Он пропел мне вполголоса гимн, причем его спутники подпевали ему со всевозможными жестикуляциями. Мотив гимна показался мне неинтересным, как и мотивы других сербских песен, которые мне пришлось слышать потом.

— А вот мы вам споем лучше наши воинственные песни; их мы пели на войне. Слушайте.

Тут я услыхал опять-таки не особенно красивые мотивы, но я разобрал это потом, в первый момент я видел только блестящие глаза, сжатые кулаки и необычайное воодушевление певцов.

— И какой со мной чудный случай был на войне с этой самой песней про нашего вождя Иова Бабунского, которую я вам сейчас спел. Именно чудный случай, это лучшее воспоминание моей жизни. Раз вечером, уже возвращаясь домой после войны, [518] я зашел переночевать в какую-то маленькую деревушку, в единственный отель. Я, конечно, не мог быть в те времена особенно равнодушным, да и с друзьями я недавно расстался по-товарищески, следовательно, я был даже и очень весел и все время пел воинственные песни; взял я себе какого-то деревенского парня, который на скрипке подыгрывал мне. Когда я вошел в гостиницу, там сидел какой-то господин: он был одет скромно и сидел один в углу. Я запел: “Иова Бабунский, Иова Бабунский”, и вдруг этот господин встал, подошел ко мне и говорит: “Как мне приятно слышать эту песню, я — Иова Бабунский”. Понимаете?

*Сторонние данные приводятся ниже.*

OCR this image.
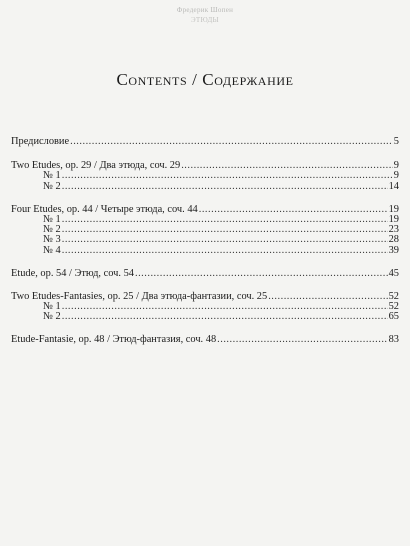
Фредерик Шопен
ЭТЮДЫ
Contents / Содержание
Предисловие .....	5
Two Etudes, op. 29 / Два этюда, соч. 29 .....	9
№ 1 .....	9
№ 2 .....	14
Four Etudes, op. 44 / Четыре этюда, соч. 44 .....	19
№ 1 .....	19
№ 2 .....	23
№ 3 .....	28
№ 4 .....	39
Etude, op. 54 / Этюд, соч. 54 .....	45
Two Etudes-Fantasies, op. 25 / Два этюда-фантазии, соч. 25 .....	52
№ 1 .....	52
№ 2 .....	65
Etude-Fantasie, op. 48 / Этюд-фантазия, соч. 48 .....	83
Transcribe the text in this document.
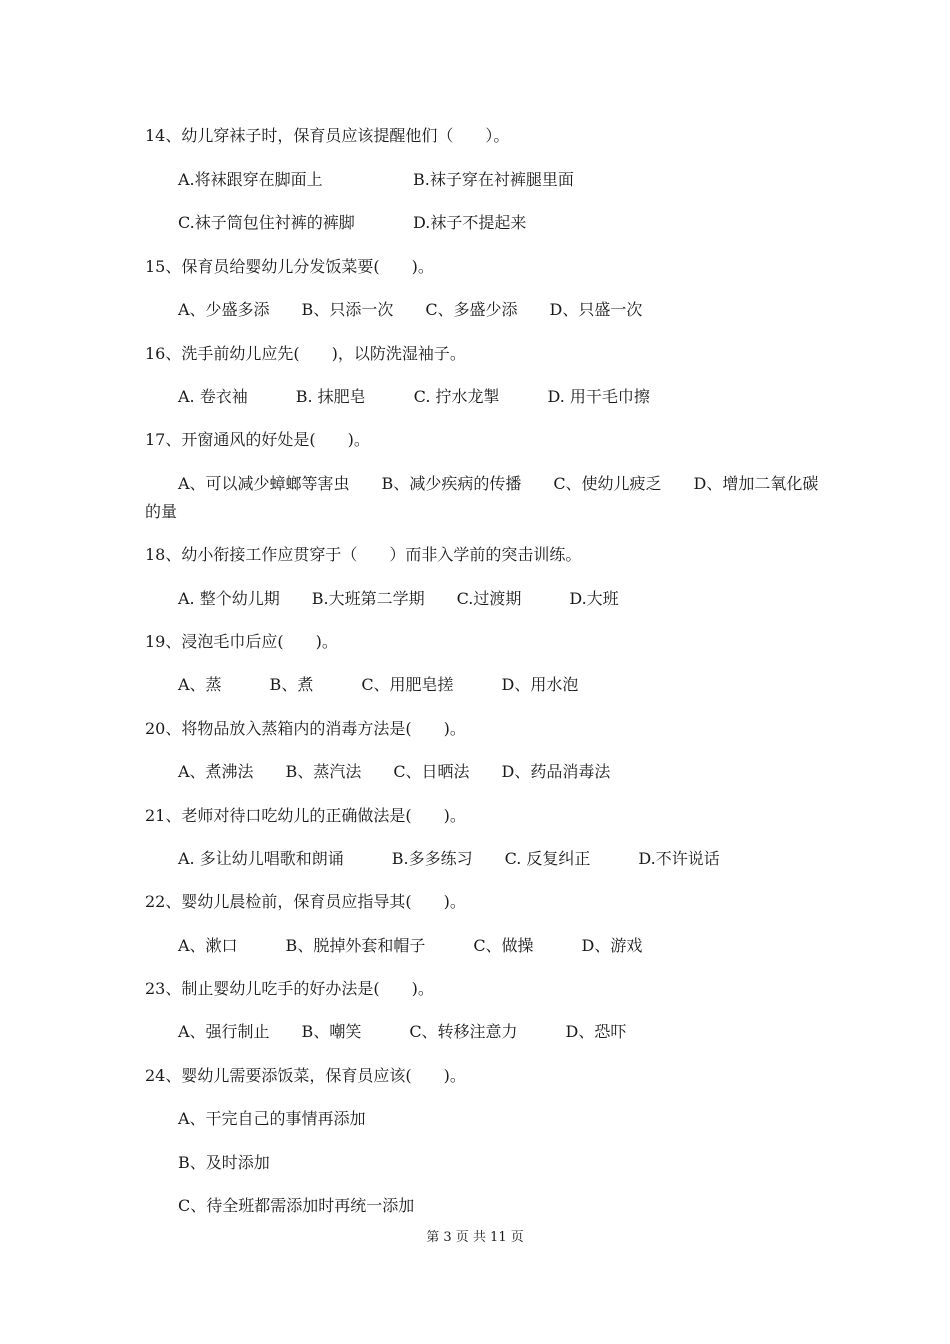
14、幼儿穿袜子时，保育员应该提醒他们（　　）。
A.将袜跟穿在脚面上	B.袜子穿在衬裤腿里面
C.袜子筒包住衬裤的裤脚	D.袜子不提起来
15、保育员给婴幼儿分发饭菜要(　　)。
A、少盛多添　　B、只添一次　　C、多盛少添　　D、只盛一次
16、洗手前幼儿应先(　　)，以防洗湿袖子。
A. 卷衣袖　　　B. 抹肥皂　　　C. 拧水龙掣　　　D. 用干毛巾擦
17、开窗通风的好处是(　　)。
A、可以减少蟑螂等害虫　　B、减少疾病的传播　　C、使幼儿疲乏　　D、增加二氧化碳
的量
18、幼小衔接工作应贯穿于（　　）而非入学前的突击训练。
A. 整个幼儿期　　B.大班第二学期　　C.过渡期　　　D.大班
19、浸泡毛巾后应(　　)。
A、蒸　　　B、煮　　　C、用肥皂搓　　　D、用水泡
20、将物品放入蒸箱内的消毒方法是(　　)。
A、煮沸法　　B、蒸汽法　　C、日晒法　　D、药品消毒法
21、老师对待口吃幼儿的正确做法是(　　)。
A. 多让幼儿唱歌和朗诵　　　B.多多练习　　C. 反复纠正　　　D.不许说话
22、婴幼儿晨检前，保育员应指导其(　　)。
A、漱口　　　B、脱掉外套和帽子　　　C、做操　　　D、游戏
23、制止婴幼儿吃手的好办法是(　　)。
A、强行制止　　B、嘲笑　　　C、转移注意力　　　D、恐吓
24、婴幼儿需要添饭菜，保育员应该(　　)。
A、干完自己的事情再添加
B、及时添加
C、待全班都需添加时再统一添加
第 3 页 共 11 页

Тут я, действительно, понял многое, если не все, в колорите этого нового для меня, странного края. Я не о патриотизме сербов говорю, патриотизм встречается еще кое-где, но где, скажите, есть в Европе страна, в которой вы встретите вояжей народных, в буквальном смысле слова — вождей народных, настоящих мужиков-солдат, вождей иррегулярного, случайного войска, объединенного только пламенной ненавистью к туркам. Теперь понятно, почему романтик-фантаст Байрон попал на Балканы: он там нашел наяву, а не в стихах и не в своего рода музыке, средние века, когда политику “делали” не дипломаты, а сам народ, предводительствуемый своими собственными вождями.

Но вот средние века и кончились: я в Белграде, на таможне, и за мой старый фотографический аппарат хотят брать пошлину; серб-патриот, однако, кричит на таможенных чиновников:

— Что вы делаете. Вы не знаете, кто это! Это профессор петербургского университета, русский. Что он подумает про вас! Это позор, я должен буду сам за него заплатить, чтобы не позорить Сербию!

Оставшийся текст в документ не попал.